Bugnara, 1 agosto Altra giornata all’insegna dell’arte a Bugnara per l’inaugurazione della mostra “Donne, contadine e mamme” in ricordo dello stimato artista Italo Picini, nato nel 1920 nella suggestiva San Giuseppe, frazione del borgo della Valle del Sagittario.
La cerimonia di presentazione, coordinata dalla curatrice della mostra Luisana Liberatore, ha avuto luogo presso la Piazzetta Palazzo ed ha ospitato personalità di spessore come la giornalista e pittrice Latifa Benharara, il professore Fernando Fiore, la Dottoressa Astrid D’Eramo e Marianna Nolfi, organizzatrice delle mostre romantica 2022.
Presenti anche il sindaco di Bugnara, Giuseppe Lo Stracco, il quale ha esordito rivelando l’intenzione dell’amministrazione comunale ad intitolare una strada in memoria dell’artista.
Al maestro Italo Picini va riconosciuto il merito di aver esportato il nome di Bugnara fuori i confini abruzzesi, insignendo il borgo di un immenso onore.
“Italo Picini prende ispirazione da quella che è la sua natura emotiva. Racconta in particolare modo la storia delle donne. La sua è una tecnica che ricorda molto quella adottata dagli impressionisti: pennellate vivaci e veloci che ricordano anche i ritmi della terra, del fieno, del tempo e delle stagioni. – ha spiegato Latifa Benharara e continua – ritroviamo scene con donne, mamme con il bambino tra le braccia, simbolo di sacralità. Ci stiamo riferendo ad un’epoca, quella degli anni 60, in cui la donna acquista una centralità nel mondo del lavoro. Picini è stato uno dei pochi, dal punto di vista nazionale e internazionale, che ha saputo fermare il tempo nella sua gioventù immortalando quella che è stata la sua vita in Abruzzo, quella vita che oggi, purtroppo stiamo perdendo nell’accezione di tradizione”.

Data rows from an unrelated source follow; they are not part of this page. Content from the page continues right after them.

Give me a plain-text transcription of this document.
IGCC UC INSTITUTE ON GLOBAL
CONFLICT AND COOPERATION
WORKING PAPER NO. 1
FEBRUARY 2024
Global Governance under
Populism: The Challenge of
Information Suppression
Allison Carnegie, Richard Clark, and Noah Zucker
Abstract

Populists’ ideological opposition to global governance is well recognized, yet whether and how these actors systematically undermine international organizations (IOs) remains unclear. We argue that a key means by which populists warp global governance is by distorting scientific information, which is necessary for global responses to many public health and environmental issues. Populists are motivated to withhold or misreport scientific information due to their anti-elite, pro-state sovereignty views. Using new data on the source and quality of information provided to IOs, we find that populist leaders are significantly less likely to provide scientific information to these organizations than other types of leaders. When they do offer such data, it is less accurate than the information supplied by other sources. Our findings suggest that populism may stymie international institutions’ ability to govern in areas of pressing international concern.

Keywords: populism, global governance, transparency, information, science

“Picini è stato definito l’uomo dalle molte novità – ha sostenuto Fernando Fiore – ed in effetti è sempre attuale. Attuale perché la donna è alla base di ogni cosa, è colei che genera, che dà la vita, alla quale ogni tradizione può essere ricondotta. L’artista riprende la tradizione per spiegare le forme dell’uomo nella civiltà. La donna è la prima che caratterizza le scelte dell’uomo, è il faro. Ripartire dalla forma assurge ad una condotta attenta al discorso civico. Le opere del Picini rappresentano la dignità sociale”.
A seguire, l’intervento della Dottoressa Astrid D’Eramo:” Italo Picini rappresenta delle donne che indossano delle gonne; in queste opere la donna è autentica e si rivela per come è davvero. Durante il periodo successo agli eventi bellici si è aperta una piccola parentesi dedicata alle donne: neorealismo rosa. Hanno cavalcato l’onda della crisi per redimersi e ottenere dei diritti. La donna ora, ha iniziato ad indossare i pantaloni, si è fatta uomo per sentirsi al pari degli uomini. Le donne di Italo Picini sono coloro che con le gonne hanno ricostruito l’Italia”.
A conclusione dell’evento carico di spunti di riflessione, vi è stata la testimonianza diretta del nipote dell’artista, Marco Picini, promotore della mostra. “Io ho fortemente voluto la presenza dei ragazzi nel merito dell’organizzazione dell’evento con l’intento di valorizzare i giovani. Ringrazio coloro che hanno studiato in questi mesi l’opera e la figura di Italo Picini. Per me è un onore organizzare questa mostra, il mio è un impegno costante in nome di mio zio” conclude così Marco Picini aggiungendo delle novità per il pubblico: un sito internet nutrito di documentazione da consultare, una mostra a Sulmona nel primo autunno e, buona nuova, l’istituzione, in autunno, di una fondazione internazionale dedicata alla figura di Italo Picini.
Bugnara ha assistito al taglio del nastro della mostra con grande emozione. All’interno del locale vi è un vero nido di rondine affiancato da una frase rivelatrice: “Ogni madre è nido e orizzonte”. La forza delle parole accostata alla forza della natura, rappresentata dal nido creato da una mamma rondine. Un messaggio che colpisce e risveglia la coscienze dal torpore causato dal concetto del dare per scontato. La forza delle donne ha permesso di superare crisi di ogni sorta senza il minimo indugio, a denti stretti e pugni chiusi, con le braccia occupate dalla maternità e dal lavoro. Braccia che non cedono e che portano lontano, anche quando perdono di fisicità, restano ben salde nell’anima senza lasciare mai la presa nella scalata della vita.